Ransomware : ce que les négociations dévoilent des attaquants
Pour l’infiltration et le vol de données, les cyberdélinquants ont des habitudes, de véritables signatures contribuant à l’attribution des attaques. Cela vaut également pour leur manière de conduire les négociations. Exemples.
« Nous n’avons pas reçu de demande de rançon ». De nombreuses victimes de rançongiciel formulent publiquement cette affirmation. Mais elle est à tout le moins trompeuse. De fait, les ransomwares déposent généralement une note d’information sur les systèmes chiffrés par leurs opérateurs. Cette note ne contient très généralement pas de demande de rançon explicite, mais des informations destinées à engager la discussion, la négociation. En suivant ces indications, la victime – ou les tiers impliqués dans la réponse à incident – accède à une page Web où l’attendent ses agresseurs pour parler argent. C’est là qu’est formulée la demande de rançon.
Depuis le second semestre 2020, nous avons suivi plus de 140 négociations suivant une cyberattaque avec ransomware.

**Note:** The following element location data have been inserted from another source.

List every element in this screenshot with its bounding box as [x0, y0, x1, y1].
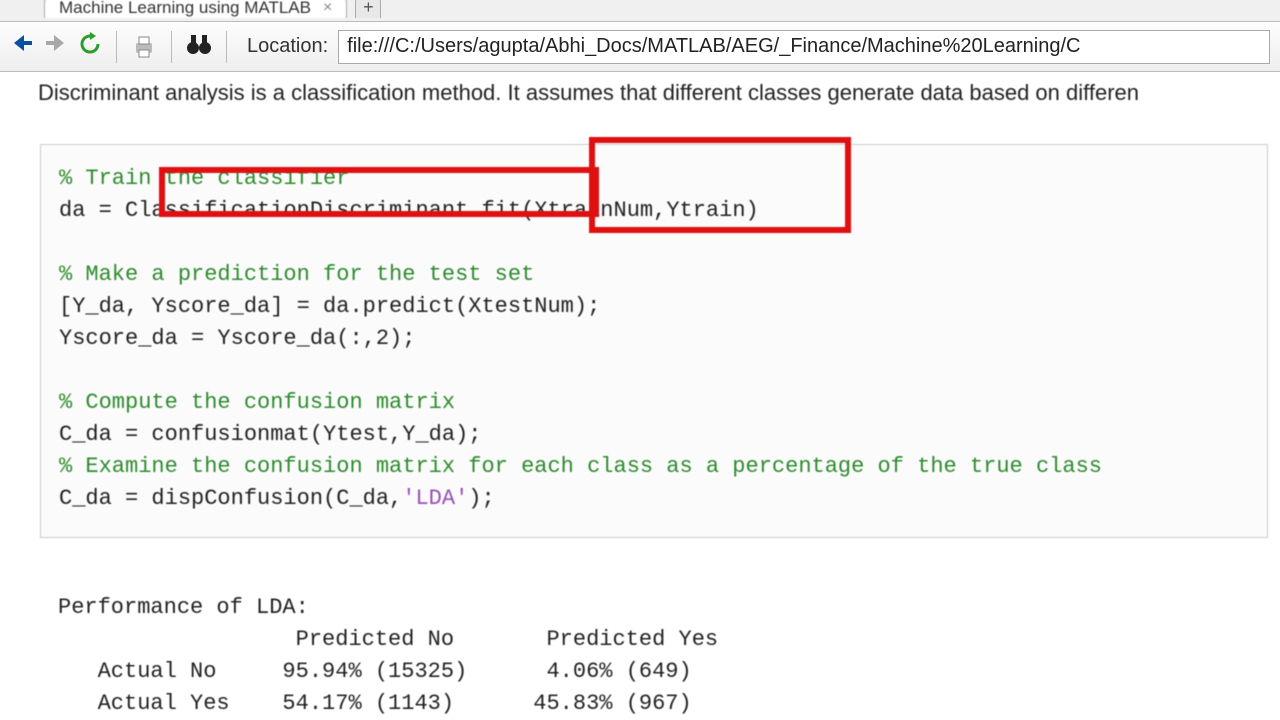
output-block: Performance of LDA: Predicted No Predict…	[58, 592, 1280, 720]
code-line: [Y_da, Yscore_da] = da.predict(XtestNum)…	[59, 291, 1249, 323]
browser-tab[interactable]: Machine Learning using MATLAB ×	[44, 0, 347, 18]
output-header: Predicted No Predicted Yes	[58, 627, 718, 652]
arrow-left-icon	[10, 31, 34, 55]
find-button[interactable]	[186, 33, 212, 61]
output-row: Actual No 95.94% (15325) 4.06% (649)	[58, 659, 692, 684]
code-text: C_da = dispConfusion(C_da,	[59, 486, 402, 511]
print-icon	[131, 34, 157, 60]
back-button[interactable]	[10, 31, 34, 62]
forward-button[interactable]	[44, 31, 68, 62]
tab-title: Machine Learning using MATLAB	[59, 0, 311, 18]
code-text: );	[468, 486, 494, 511]
separator	[116, 31, 117, 63]
close-icon[interactable]: ×	[323, 0, 332, 17]
code-comment: % Examine the confusion matrix for each …	[59, 454, 1102, 479]
print-button[interactable]	[131, 34, 157, 60]
reload-button[interactable]	[78, 32, 102, 62]
intro-paragraph: Discriminant analysis is a classificatio…	[0, 72, 1280, 106]
highlight-box-1	[159, 167, 599, 217]
code-comment: % Make a prediction for the test set	[59, 262, 534, 287]
output-title: Performance of LDA:	[58, 595, 309, 620]
tab-bar: Machine Learning using MATLAB × +	[0, 0, 1280, 22]
code-string: 'LDA'	[402, 486, 468, 511]
separator	[171, 31, 172, 63]
output-row: Actual Yes 54.17% (1143) 45.83% (967)	[58, 691, 692, 716]
reload-icon	[78, 32, 102, 56]
location-label: Location:	[247, 35, 328, 58]
code-line: Yscore_da = Yscore_da(:,2);	[59, 323, 1249, 355]
code-line: C_da = confusionmat(Ytest,Y_da);	[59, 419, 1249, 451]
toolbar: Location:	[0, 22, 1280, 72]
arrow-right-icon	[44, 31, 68, 55]
code-text: da =	[59, 198, 125, 223]
binoculars-icon	[186, 33, 212, 55]
separator	[226, 31, 227, 63]
new-tab-button[interactable]: +	[355, 0, 381, 18]
highlight-box-2	[589, 137, 851, 233]
location-input[interactable]	[338, 30, 1270, 64]
page-content: Discriminant analysis is a classificatio…	[0, 72, 1280, 720]
code-block: % Train the classifier da = Classificati…	[40, 144, 1268, 538]
code-comment: % Compute the confusion matrix	[59, 390, 455, 415]
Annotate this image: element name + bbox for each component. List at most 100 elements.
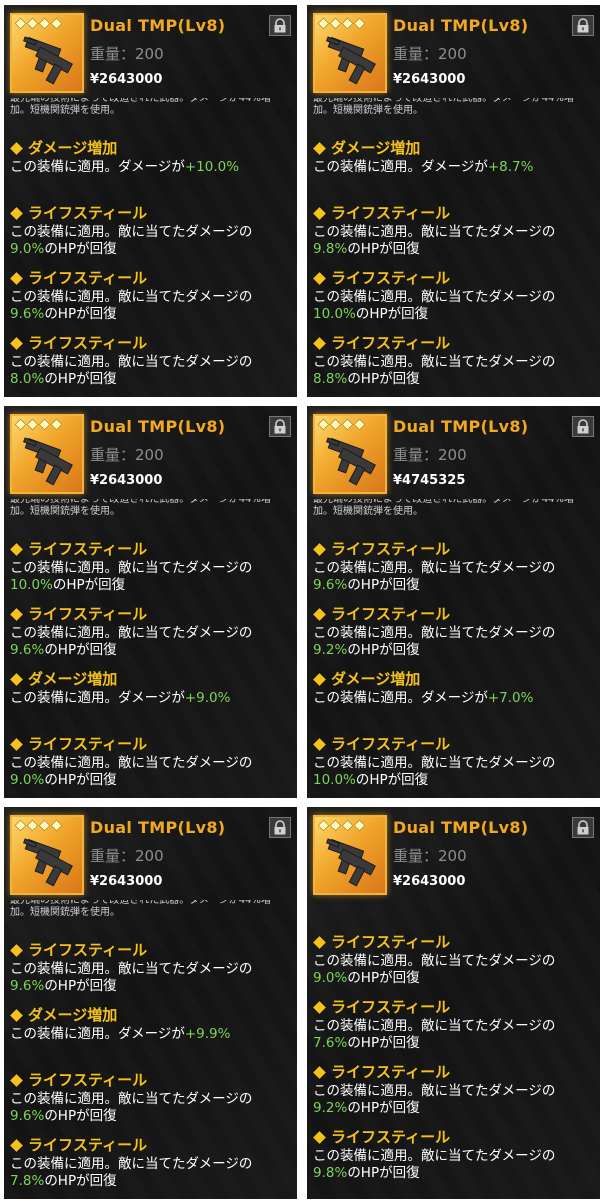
dual-tmp-weapon-icon [23, 838, 73, 887]
ability-name-label: ライフスティール [331, 540, 451, 558]
item-card[interactable]: Dual TMP(Lv8) 重量：200 ¥2643000 最先端の技術によって… [4, 5, 297, 397]
ability-name-label: ダメージ増加 [28, 1006, 118, 1024]
diamond-bullet-icon [313, 1000, 326, 1014]
ability-desc-text: この装備に適用。敵に当てたダメージの [313, 289, 556, 305]
rarity-diamonds-icon [317, 418, 366, 431]
rarity-diamonds-icon [14, 17, 63, 30]
ability-desc-text: この装備に適用。敵に当てたダメージの [313, 224, 556, 240]
ability-desc-line-2: 9.6%のHPが回復 [10, 1108, 294, 1125]
ability-entry: ライフスティール この装備に適用。敵に当てたダメージの 9.0%のHPが回復 [313, 931, 597, 996]
ability-name-label: ダメージ増加 [331, 670, 421, 688]
ability-desc-line-1: この装備に適用。敵に当てたダメージの [10, 560, 294, 577]
ability-entry: ライフスティール この装備に適用。敵に当てたダメージの 10.0%のHPが回復 [313, 267, 597, 332]
dual-tmp-weapon-icon [23, 36, 73, 85]
item-price: ¥4745325 [393, 473, 466, 488]
item-weight: 重量：200 [90, 847, 164, 865]
diamond-bullet-icon [10, 1008, 23, 1022]
item-card[interactable]: Dual TMP(Lv8) 重量：200 ¥2643000 ライフスティール こ… [307, 807, 600, 1199]
ability-entry: ライフスティール この装備に適用。敵に当てたダメージの 10.0%のHPが回復 [313, 733, 597, 798]
ability-value: 9.0% [10, 241, 45, 257]
item-weight: 重量：200 [90, 446, 164, 464]
description-line-1: 最先端の技術によって改造された武器。ダメージが44%増 [313, 499, 574, 505]
ability-desc-line-1: この装備に適用。敵に当てたダメージの [10, 755, 294, 772]
item-weight: 重量：200 [393, 847, 467, 865]
ability-desc-text: のHPが回復 [347, 642, 420, 658]
ability-list: ダメージ増加 この装備に適用。ダメージが+8.7% ライフスティール この装備に… [313, 137, 597, 397]
item-card[interactable]: Dual TMP(Lv8) 重量：200 ¥4745325 最先端の技術によって… [307, 406, 600, 798]
ability-entry: ライフスティール この装備に適用。敵に当てたダメージの 7.8%のHPが回復 [10, 1134, 294, 1199]
rarity-diamonds-icon [14, 819, 63, 832]
item-description: 最先端の技術によって改造された武器。ダメージが44%増 加。短機関銃弾を使用。 [313, 499, 597, 518]
rarity-diamonds-icon [14, 418, 63, 431]
ability-desc-text: のHPが回復 [347, 1035, 420, 1051]
ability-name-label: ライフスティール [28, 735, 148, 753]
lock-icon[interactable] [269, 817, 291, 838]
ability-desc-line-1: この装備に適用。敵に当てたダメージの [10, 1091, 294, 1108]
item-title: Dual TMP(Lv8) [90, 818, 226, 837]
description-line-2: 加。短機関銃弾を使用。 [10, 105, 120, 116]
item-thumbnail [313, 815, 387, 895]
item-weight: 重量：200 [90, 45, 164, 63]
ability-list: ダメージ増加 この装備に適用。ダメージが+10.0% ライフスティール この装備… [10, 137, 294, 397]
ability-desc-text: のHPが回復 [44, 241, 117, 257]
diamond-bullet-icon [313, 1130, 326, 1144]
ability-desc-text: この装備に適用。敵に当てたダメージの [313, 1083, 556, 1099]
ability-value: 10.0% [313, 772, 356, 788]
ability-entry: ライフスティール この装備に適用。敵に当てたダメージの 9.2%のHPが回復 [313, 1061, 597, 1126]
ability-desc-text: この装備に適用。敵に当てたダメージの [10, 224, 253, 240]
ability-list: ライフスティール この装備に適用。敵に当てたダメージの 9.0%のHPが回復 ラ… [313, 931, 597, 1191]
ability-desc-line-1: この装備に適用。ダメージが+8.7% [313, 159, 597, 176]
ability-name: ライフスティール [313, 996, 597, 1018]
ability-name-label: ライフスティール [331, 269, 451, 287]
rarity-diamonds-icon [317, 819, 366, 832]
ability-desc-text: この装備に適用。敵に当てたダメージの [10, 560, 253, 576]
lock-icon[interactable] [572, 15, 594, 36]
ability-value: 7.8% [10, 1173, 45, 1189]
ability-name: ライフスティール [313, 202, 597, 224]
item-title: Dual TMP(Lv8) [393, 16, 529, 35]
ability-name: ライフスティール [10, 538, 294, 560]
ability-entry: ライフスティール この装備に適用。敵に当てたダメージの 10.0%のHPが回復 [10, 538, 294, 603]
ability-desc-text: のHPが回復 [44, 978, 117, 994]
item-card[interactable]: Dual TMP(Lv8) 重量：200 ¥2643000 最先端の技術によって… [4, 406, 297, 798]
ability-name: ダメージ増加 [313, 668, 597, 690]
ability-desc-text: のHPが回復 [347, 241, 420, 257]
ability-entry: ライフスティール この装備に適用。敵に当てたダメージの 9.6%のHPが回復 [313, 538, 597, 603]
ability-value: 9.2% [313, 1100, 348, 1116]
ability-name: ライフスティール [313, 603, 597, 625]
ability-desc-text: この装備に適用。敵に当てたダメージの [313, 1018, 556, 1034]
description-line-1: 最先端の技術によって改造された武器。ダメージが44%増 [10, 499, 271, 505]
lock-icon[interactable] [269, 416, 291, 437]
item-card[interactable]: Dual TMP(Lv8) 重量：200 ¥2643000 最先端の技術によって… [4, 807, 297, 1199]
lock-icon[interactable] [269, 15, 291, 36]
diamond-bullet-icon [313, 1065, 326, 1079]
ability-name: ライフスティール [313, 267, 597, 289]
ability-entry: ライフスティール この装備に適用。敵に当てたダメージの 9.0%のHPが回復 [10, 733, 294, 798]
ability-name: ライフスティール [10, 332, 294, 354]
ability-name: ライフスティール [313, 332, 597, 354]
description-line-2: 加。短機関銃弾を使用。 [10, 907, 120, 918]
ability-desc-line-1: この装備に適用。敵に当てたダメージの [313, 1148, 597, 1165]
ability-desc-text: この装備に適用。敵に当てたダメージの [10, 289, 253, 305]
ability-desc-line-1: この装備に適用。敵に当てたダメージの [10, 354, 294, 371]
ability-value: 9.6% [10, 306, 45, 322]
ability-value: 9.0% [313, 970, 348, 986]
item-title: Dual TMP(Lv8) [90, 417, 226, 436]
item-description: 最先端の技術によって改造された武器。ダメージが44%増 加。短機関銃弾を使用。 [10, 499, 294, 518]
ability-name-label: ライフスティール [331, 1128, 451, 1146]
ability-desc-line-1: この装備に適用。敵に当てたダメージの [313, 354, 597, 371]
diamond-bullet-icon [10, 542, 23, 556]
ability-name-label: ライフスティール [28, 334, 148, 352]
ability-name: ダメージ増加 [10, 1004, 294, 1026]
ability-name: ライフスティール [313, 931, 597, 953]
lock-icon[interactable] [572, 817, 594, 838]
ability-name-label: ライフスティール [28, 941, 148, 959]
lock-icon[interactable] [572, 416, 594, 437]
ability-desc-line-1: この装備に適用。敵に当てたダメージの [313, 1083, 597, 1100]
ability-list: ライフスティール この装備に適用。敵に当てたダメージの 10.0%のHPが回復 … [10, 538, 294, 798]
ability-entry: ダメージ増加 この装備に適用。ダメージが+7.0% [313, 668, 597, 733]
ability-desc-line-2: 9.0%のHPが回復 [10, 772, 294, 789]
ability-desc-text: のHPが回復 [355, 306, 429, 322]
ability-desc-text: のHPが回復 [355, 772, 429, 788]
item-card[interactable]: Dual TMP(Lv8) 重量：200 ¥2643000 最先端の技術によって… [307, 5, 600, 397]
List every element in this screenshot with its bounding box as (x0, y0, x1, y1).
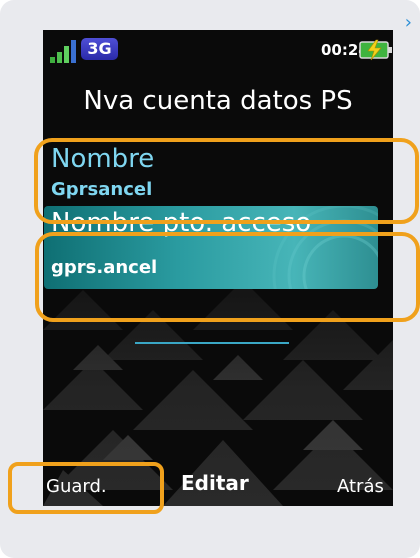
screen-title: Nva cuenta datos PS (83, 86, 353, 116)
signal-bars-icon (50, 40, 76, 63)
highlight-name-field (34, 138, 419, 224)
scroll-indicator (135, 342, 289, 344)
edit-softkey[interactable]: Editar (181, 471, 249, 495)
chevron-right-icon: › (404, 12, 412, 33)
network-type-badge: 3G (81, 38, 118, 60)
highlight-save-softkey (8, 462, 164, 514)
highlight-apn-field (35, 232, 420, 322)
status-bar: 3G 00:24 (43, 30, 393, 70)
battery-charging-icon (359, 39, 392, 61)
back-softkey[interactable]: Atrás (337, 475, 384, 499)
screenshot-frame: › 3G 00:24 Nva cuenta datos PS Nombre Gp… (0, 0, 420, 558)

Celles-ci s’avèrent parfois très éclairantes sur les assaillants, bien plus qu’ils ne l’imaginent probablement. Illustration avec la franchise Conti.
BreachQuest, Check Point et de nombreux autres, se sont penchés sur les fuites d’échanges internes à la franchise, pour déduire l’organisation du groupe. Le premier est allé jusqu’à en établir un organigramme faisant ressortir trois équipes gérant les cyberattaques de bout en bout. Mais les négociations suggéraient déjà une telle organisation.
La franchise Conti s’est montrée extrêmement structurée, organisée, et méthodique. Certaines « habitudes » de négociation font ressortir certaines équipes. Ainsi, l’une d’entre elles avait l’habitude d’engager la conversation en lançant « This is ContiLocker Team » avant d’avancer « As you already know, we penetrated your network and were in it for over X weeks ». L’exact même script ressort dans 17 négociations que nous avons suivies. Celles d’Exagrid et du système de santé irlandais ont été engagées suivant un schéma comparable, avec quelques variations à la marge. Celle du Britannique Fat Face, ainsi que deux autres victimes antérieures, semble avoir servi de base historique au script.
Un script différent semble avoir été suivi pour au moins 8 négociations que nous avons pu suivre, de quoi suggérer qu’une autre équipe était à la manœuvre. Mais ce genre de segmentation apparaissait déjà avant. À l’automne 2020, plusieurs négociations commencent par « Price for you is XXXX btc » suivi de « You need to pay this amount and we will give you decrypt tool for all your machines, security report on how you were hacked ». Nous avons suivi trois cas représentatifs de ce script.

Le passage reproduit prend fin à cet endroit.